Recuerda como cada vez que intentaba defender la comunidad lo
intentaban apuñalar en la puerta de su casa.

“Al inicio le insistimos mucho a la gobernación que nos apoyara, que nos ayudara
en una campaña contra la homofobia. Aun sabiendo que ya habíamos hecho un
estudio que dio como resultado que el ente más homofóbico de todo el
departamento era la misma gobernación de Sucre, específicamente la Secretaría
de Educación”, menciona Juan, mientras Luz continúa parada y mirando a los altos.
Nosotros estábamos atentos. Solo en algunos momentos sonaban unos acelerados
motores de algunas motos que llegaban como desafiando el pueblo. Cuando eso
pasaba, inmediatamente uno miraba a los escoltas, como tratando de sentirse
seguro y protegido al no saber qué pasaba afuera. Juan continúo contando cómo le
insistió tanto a la gobernación que lo apoyaran, no con dinero sino con logística y
facilitando algunos medios como espacios para hacer campañas, propaganda
desde la gobernación y brindándoles seguridad a las personas de la población que
estuvieran en riesgo.

“Yo les insistí mucho que vieran que podía pasarle algo a alguien, que teníamos
que cuidarnos. Lo que no sabía es que me podía pasar a mí.” Con esa frase cerró
contándonos cómo fue su atentado. Cómo desde hace años ha movilizado a la
comunidad LGTBI a no reprimirse, a no sentirse sola, a no alimentar el odio de todos
los que al verlos salir dicen “ahí va la marica, la zorra, la loca del pueblo”. Nos narró,
entre muchas cosas, la forma en que esa discriminación está sembrada en el seno
familiar de los habitantes sucreños, cómo hay padres dispuestos a pagar para que
sus hijas, autoidentificadas como lesbianas, “prueben lo que es comer
macho” porque -según ellos- eso es lo que les hace falta.

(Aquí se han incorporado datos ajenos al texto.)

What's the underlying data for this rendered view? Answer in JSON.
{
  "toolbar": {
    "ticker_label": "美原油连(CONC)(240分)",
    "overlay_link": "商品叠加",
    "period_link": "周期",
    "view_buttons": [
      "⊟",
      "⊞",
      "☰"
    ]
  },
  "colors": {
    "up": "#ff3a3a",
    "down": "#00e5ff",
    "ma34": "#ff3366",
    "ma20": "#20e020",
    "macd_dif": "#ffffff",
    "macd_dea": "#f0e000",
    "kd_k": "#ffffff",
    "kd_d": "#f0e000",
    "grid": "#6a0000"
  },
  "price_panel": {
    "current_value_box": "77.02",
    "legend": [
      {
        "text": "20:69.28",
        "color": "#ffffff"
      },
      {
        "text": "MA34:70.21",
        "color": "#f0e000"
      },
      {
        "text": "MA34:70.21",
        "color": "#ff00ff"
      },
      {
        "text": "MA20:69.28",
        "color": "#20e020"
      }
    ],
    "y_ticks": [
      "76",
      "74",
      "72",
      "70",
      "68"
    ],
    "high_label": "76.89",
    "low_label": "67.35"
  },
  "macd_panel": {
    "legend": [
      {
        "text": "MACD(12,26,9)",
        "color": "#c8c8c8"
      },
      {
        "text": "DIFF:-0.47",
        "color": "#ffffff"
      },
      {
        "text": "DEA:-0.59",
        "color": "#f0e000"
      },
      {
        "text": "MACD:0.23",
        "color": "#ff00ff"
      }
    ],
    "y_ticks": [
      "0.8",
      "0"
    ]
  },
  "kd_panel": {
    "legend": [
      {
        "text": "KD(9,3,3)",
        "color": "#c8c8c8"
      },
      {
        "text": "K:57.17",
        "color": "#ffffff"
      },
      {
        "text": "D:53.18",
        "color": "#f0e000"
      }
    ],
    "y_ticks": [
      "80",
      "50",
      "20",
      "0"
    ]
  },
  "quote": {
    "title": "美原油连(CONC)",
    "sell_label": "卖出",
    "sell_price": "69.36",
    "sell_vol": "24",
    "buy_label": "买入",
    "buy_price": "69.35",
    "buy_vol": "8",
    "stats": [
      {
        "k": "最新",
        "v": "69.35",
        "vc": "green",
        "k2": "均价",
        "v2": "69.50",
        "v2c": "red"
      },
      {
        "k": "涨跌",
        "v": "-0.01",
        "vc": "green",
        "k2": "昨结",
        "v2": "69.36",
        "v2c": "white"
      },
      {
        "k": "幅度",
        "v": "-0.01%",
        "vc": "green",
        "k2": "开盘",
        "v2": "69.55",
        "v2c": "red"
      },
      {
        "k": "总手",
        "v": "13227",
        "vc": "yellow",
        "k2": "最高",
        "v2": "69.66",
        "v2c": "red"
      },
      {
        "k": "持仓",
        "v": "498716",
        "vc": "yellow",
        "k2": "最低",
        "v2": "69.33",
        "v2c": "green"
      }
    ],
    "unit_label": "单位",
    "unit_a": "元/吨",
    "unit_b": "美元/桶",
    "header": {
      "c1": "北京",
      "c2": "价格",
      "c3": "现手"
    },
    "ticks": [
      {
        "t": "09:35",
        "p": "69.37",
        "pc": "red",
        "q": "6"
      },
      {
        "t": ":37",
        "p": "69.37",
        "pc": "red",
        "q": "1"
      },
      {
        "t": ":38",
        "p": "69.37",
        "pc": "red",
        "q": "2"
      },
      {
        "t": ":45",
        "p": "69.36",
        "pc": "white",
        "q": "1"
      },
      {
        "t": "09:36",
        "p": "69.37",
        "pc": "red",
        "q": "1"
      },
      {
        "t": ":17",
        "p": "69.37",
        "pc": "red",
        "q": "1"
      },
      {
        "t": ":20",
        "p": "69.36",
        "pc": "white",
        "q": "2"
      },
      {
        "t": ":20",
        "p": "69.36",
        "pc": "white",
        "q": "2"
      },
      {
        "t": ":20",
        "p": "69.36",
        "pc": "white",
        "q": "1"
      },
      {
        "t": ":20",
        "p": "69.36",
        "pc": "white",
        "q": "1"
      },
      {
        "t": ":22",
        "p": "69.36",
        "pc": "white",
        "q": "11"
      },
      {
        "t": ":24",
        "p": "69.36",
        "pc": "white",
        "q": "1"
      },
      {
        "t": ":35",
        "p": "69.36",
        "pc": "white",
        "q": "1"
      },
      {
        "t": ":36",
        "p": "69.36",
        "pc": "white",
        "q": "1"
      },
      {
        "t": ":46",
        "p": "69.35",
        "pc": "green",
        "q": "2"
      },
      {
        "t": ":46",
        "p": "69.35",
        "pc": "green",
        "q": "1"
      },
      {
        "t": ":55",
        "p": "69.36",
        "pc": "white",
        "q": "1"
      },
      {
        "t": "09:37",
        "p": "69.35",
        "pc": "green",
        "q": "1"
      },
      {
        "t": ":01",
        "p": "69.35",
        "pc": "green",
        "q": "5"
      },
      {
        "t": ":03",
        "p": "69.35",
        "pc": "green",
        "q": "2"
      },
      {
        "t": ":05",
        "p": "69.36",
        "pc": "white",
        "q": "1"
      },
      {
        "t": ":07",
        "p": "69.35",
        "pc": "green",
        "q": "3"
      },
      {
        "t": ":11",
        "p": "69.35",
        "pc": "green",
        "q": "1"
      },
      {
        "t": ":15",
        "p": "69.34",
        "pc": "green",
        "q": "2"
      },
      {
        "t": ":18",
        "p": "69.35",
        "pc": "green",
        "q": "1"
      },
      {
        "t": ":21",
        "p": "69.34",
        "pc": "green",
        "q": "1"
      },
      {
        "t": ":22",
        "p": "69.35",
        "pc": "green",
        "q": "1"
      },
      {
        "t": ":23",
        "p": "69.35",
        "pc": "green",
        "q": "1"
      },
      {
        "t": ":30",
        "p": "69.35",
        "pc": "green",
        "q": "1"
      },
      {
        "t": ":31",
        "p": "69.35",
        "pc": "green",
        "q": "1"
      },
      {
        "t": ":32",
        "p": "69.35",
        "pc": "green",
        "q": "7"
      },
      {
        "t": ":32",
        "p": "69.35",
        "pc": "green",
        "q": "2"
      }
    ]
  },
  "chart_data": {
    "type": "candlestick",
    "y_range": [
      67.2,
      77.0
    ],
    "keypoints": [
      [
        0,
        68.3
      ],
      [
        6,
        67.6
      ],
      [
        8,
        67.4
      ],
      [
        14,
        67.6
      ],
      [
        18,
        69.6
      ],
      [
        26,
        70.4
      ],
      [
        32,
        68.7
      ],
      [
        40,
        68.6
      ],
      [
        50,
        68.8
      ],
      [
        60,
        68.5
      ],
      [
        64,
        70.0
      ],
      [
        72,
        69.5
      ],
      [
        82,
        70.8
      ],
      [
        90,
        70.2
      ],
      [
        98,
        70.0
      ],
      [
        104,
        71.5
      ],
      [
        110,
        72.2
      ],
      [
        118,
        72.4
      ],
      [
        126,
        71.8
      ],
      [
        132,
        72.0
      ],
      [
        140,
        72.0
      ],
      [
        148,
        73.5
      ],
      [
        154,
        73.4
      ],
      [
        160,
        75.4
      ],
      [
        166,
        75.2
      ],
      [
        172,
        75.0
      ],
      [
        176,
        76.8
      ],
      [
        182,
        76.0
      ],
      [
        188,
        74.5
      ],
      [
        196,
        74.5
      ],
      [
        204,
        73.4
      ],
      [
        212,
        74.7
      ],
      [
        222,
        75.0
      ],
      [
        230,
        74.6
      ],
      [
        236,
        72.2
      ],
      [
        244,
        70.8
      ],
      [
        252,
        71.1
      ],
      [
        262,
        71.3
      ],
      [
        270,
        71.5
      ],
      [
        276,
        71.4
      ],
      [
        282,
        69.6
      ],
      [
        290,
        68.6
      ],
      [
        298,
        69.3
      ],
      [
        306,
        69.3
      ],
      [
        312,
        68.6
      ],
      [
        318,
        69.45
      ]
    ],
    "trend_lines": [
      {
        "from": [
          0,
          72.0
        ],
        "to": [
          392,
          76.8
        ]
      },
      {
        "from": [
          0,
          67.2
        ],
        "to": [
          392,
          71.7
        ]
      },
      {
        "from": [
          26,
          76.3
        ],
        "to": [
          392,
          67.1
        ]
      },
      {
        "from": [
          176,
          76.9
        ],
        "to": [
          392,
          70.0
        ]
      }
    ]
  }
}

Caía el sol con la tarde. No tuvimos tiempo de almorzar pero la experiencia nos
marcó tanto que nadie ni habló de ello, ya habría tiempo para comer algo en el
camino. Debíamos volver a pasar la noche a Sincelejo para retomar el camino a
Medellín. Fue una noche larga, de muchas reflexiones alrededor de un café que nos
tomamos antes de dormir. Eran más los silencios que lo que hablábamos, ni nos
mirábamos casi. ¿Qué sigue después de esto?, era lo único que podía pensar. Ni
sabía qué hacer con todo lo que había vivido ese día. Lo único que sabía era que
debía venir a Medellín y a narrar todo eso que encontré, porque todos hemos sido
víctimas de la violencia, de forma directa indirecta, y es nuestra tarea contarla,
hacer que otros sepan la historia de la Colombia que muchos no conocen.